Eustache ça ‘xplose dedans : il jette la main à son épée et la tire dans une hurlée d’métal mais Jules, Jules, oh Jules, tellement ça crisse dans sa tête c’son striiiident qu’elle réagit plus foudre que la foudre. Jules elle lance son bras en avant et la lui ferme sa rapière, vlam ! d’retour dans l’fourreau. Ses doigts grippent brutalée les phalanges d’Eustache sur l’pommeau. Et lui, y lève son sourcil au piercing, les cernes rondissant un r’gard sidéré, tout pendant que Jules l’brûle, encore toujours, l’brûle d’ses yeux fous. P’t-être qu’à c’moment là, sa tronche à Jules c’était vraiment terrible, pask’ lentissimo, l’aristo’lame a levé sa main valide en signe de paix, comme si l’était flippé et qu’enfin il comprenait que Jules faut pas lui chercher des crasses et que quand elle décide quelque chose, on l’écoute et pis c’est tout. L’pouls battant chez elle chez lui. Il déglutit, elle plisse l’nez, pis v’là. Une fois qu’elle était bien assurée qu’il recommenc’rait pas, elle lâche tout et pivote vers Caligo. Hors d’elle :

— Et toi d’abord c’est quoi qu’Uranie t’a dit juste avant et qui t’a foutu la sacrée flipouille comme ça ?

Caliglace fait genre ça l’affecte pas, mais son oeil tressaille pis surtout son papillon décolle s’pose sur son autre épaule. Frénético-ailes. La flotti-balle qui l’rosait d’lumière s’en va planer plus loin, grimant son visage d’obscur’ombre quand l’y répond :

— Rien.

La puissance quoi. La puissance d’froideur dans juste un mot. J’frisson, j’croque ma joue. La tremblote des mains que j’planque derrière moi. J’baisse pas la tête mais j’insiste pas pour autant, j’sais on tirera rien d’lui. J’me promesse quand même d’le garder à l’oeil, Caligo. L’y joue sur deux fronts et clair qu’être épieur, au sein de l’Onde, ça l’est pas l’rôle l’plus fastoche d’entre tous. Encore on s’dévisage, et à l’dévisager autant, lui qui l’est tout ombre malgré l’anémie d’tout lui, ses lèvres-pas-lèvres aussi droites qu’une règle, j’surprends tout l’profondé d’ses angoisses, l’choc d’avoir été démasqué par Uranie. Sans me l’expliquer, j’suis prise d’sympathoche pour lui. Soudain, j’comprends pourquoi il exècre autant les gemmeurs. C’est vrai qu’à côté d’sa mission à lui, l’infiltration, pleine d’risques et d’soucis, Jasmin pis Eustache pis Jules font pâle figure. Eux ils servent juste à débarrasser les mensonges du passé quand l’y farfouillent les idéelles des morts, tranquilloux dans la Bordelante. C’est bien beau mais à quoi que ça sert ? Clair que les épieurs sont plus utiles et terrible comment ils risquent trop leur vie. Rien de comparable avec ces aut’ qui bidulent des trucs-muches en buvant du thé aux fleurs, l’postère bien au chaud dans la poussière.

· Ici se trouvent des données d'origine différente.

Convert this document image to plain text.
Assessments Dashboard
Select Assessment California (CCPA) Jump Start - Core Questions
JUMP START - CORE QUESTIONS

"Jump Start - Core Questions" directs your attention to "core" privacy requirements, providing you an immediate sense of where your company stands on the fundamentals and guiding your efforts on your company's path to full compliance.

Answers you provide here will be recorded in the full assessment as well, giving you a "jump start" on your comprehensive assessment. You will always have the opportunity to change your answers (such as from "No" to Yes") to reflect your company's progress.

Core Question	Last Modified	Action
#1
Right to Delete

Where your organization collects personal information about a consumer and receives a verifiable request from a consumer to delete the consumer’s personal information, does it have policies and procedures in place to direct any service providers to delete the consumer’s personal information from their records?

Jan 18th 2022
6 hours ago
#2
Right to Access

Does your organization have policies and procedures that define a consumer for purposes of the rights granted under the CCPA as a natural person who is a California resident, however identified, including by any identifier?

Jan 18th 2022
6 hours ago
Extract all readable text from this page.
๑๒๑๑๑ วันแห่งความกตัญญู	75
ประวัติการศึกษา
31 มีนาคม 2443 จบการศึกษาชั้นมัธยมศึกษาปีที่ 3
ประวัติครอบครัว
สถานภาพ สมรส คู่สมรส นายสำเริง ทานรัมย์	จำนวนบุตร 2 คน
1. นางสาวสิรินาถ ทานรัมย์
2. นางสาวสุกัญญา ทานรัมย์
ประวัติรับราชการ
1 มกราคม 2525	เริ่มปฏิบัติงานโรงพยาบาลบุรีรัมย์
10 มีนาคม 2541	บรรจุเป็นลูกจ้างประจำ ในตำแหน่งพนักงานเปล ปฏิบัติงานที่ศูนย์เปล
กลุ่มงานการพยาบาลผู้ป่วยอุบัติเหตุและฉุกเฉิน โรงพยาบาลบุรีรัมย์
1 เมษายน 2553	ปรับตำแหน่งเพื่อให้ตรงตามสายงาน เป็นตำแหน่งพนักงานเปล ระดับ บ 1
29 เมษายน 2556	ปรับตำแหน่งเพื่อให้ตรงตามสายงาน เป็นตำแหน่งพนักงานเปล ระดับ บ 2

Roh, pis d’abord pourquoi ça m’importerait l’mérite des gemmeurs, ou comment Caligo s’sent là-d’dans ? Moi l’Onde c’est pas pour faire la révolution mais juste pour grappiller des infos sur Noée Elévie. J’jure que jam’ j’m’engage sur le chemin des rebellions, donc ouais on s’en torche d’tout ça ? Et l’Eustache qui tout à k’ claque :

— Quoiqu’Uranie t’ait dit, ou pas dit, faudra quand même qu’on avertisse l’Ombilic qu’elle t’a surpris en notre compagnie.

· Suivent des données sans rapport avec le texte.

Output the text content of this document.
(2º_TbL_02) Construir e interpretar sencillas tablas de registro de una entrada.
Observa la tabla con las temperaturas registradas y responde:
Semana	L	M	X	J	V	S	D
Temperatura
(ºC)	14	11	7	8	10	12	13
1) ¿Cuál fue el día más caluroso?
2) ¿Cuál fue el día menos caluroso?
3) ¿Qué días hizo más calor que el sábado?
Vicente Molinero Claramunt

À vitesse d’escargot, Caligo a tourné les yeux vers ceux bleus d’nobliau. Il l’a fixé et c’était si statue, si longtemps, que Jules a zieuté son thorax pour voir s’il respirait encore l’bougre ou s’il était pas mort debout, des fois qu’on l’aurait pas r’marqué. Bilan : c’était maigrot mais ça soufflait encore. Ça a quand même sursauté Jules quand Cali’ l’a r’trouvé vie en lâchant :

— Certes.

Silence. Intense regardation des deux gulus entre eux.

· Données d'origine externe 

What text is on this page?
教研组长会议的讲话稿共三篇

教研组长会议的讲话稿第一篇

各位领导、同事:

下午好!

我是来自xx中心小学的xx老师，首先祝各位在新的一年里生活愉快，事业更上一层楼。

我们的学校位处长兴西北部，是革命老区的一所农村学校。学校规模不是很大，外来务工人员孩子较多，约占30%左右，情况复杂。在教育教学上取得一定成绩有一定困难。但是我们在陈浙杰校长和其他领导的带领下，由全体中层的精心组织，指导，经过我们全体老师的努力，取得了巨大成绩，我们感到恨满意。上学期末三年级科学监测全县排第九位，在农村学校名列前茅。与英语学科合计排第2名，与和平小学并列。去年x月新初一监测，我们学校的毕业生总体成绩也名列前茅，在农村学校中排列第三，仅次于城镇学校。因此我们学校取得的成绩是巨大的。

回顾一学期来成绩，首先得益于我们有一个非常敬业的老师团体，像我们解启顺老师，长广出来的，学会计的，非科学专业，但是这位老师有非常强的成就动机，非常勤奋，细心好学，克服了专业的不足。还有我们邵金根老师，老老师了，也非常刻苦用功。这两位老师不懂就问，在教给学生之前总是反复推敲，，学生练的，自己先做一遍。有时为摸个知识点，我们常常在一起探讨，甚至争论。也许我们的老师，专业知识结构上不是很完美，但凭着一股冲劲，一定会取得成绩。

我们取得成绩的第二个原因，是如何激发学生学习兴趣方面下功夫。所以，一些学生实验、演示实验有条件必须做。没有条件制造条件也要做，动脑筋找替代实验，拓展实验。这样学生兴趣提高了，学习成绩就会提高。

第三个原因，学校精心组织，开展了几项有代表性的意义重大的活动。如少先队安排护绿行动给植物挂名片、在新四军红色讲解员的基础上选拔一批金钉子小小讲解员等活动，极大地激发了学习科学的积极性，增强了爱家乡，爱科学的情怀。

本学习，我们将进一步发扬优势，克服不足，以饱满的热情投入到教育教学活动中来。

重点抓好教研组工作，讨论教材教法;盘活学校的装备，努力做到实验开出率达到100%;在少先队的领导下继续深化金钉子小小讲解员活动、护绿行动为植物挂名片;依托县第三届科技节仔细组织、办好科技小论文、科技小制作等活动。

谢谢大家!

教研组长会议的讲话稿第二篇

— Je doute que tu puisses rester épieur, a ajouté l’Eustache.

L’papillon l’a volé sur l’épaule d’gauche pis l’est r’venu sur la droite pis s’est campé sur l’crâne d’Caliblanc.

— Certes.

Mécaniqué l’mot. Tout froid tout gris. À Jules d’intervenir :

— Mais l’pourra quand même rester à l’Onde, dites voir ?

Silence. Intense regardation des deux gulus sur Jules. Ça a schlingué l’désinfectant, pis ça a regardé, encore, eux Jules, Jules eux, eux eux. Ils s’passaient l’observement de l’un à l’autre avec l’silence pour seule réponse, et tout ça l’bouffait l’ventre à Jules d’colère pask’ ça voulait dire quoi, heh ? Que l’Onde l’est si ordure qu’elle hésite pas à abandonner ses membres quand l’y sont plus utiles ou que c’est trop l’danger d’les garder avec soi ? Argh ! Les salopiauds qu’ils sont quoi ! Et… et… et wow. Wow ?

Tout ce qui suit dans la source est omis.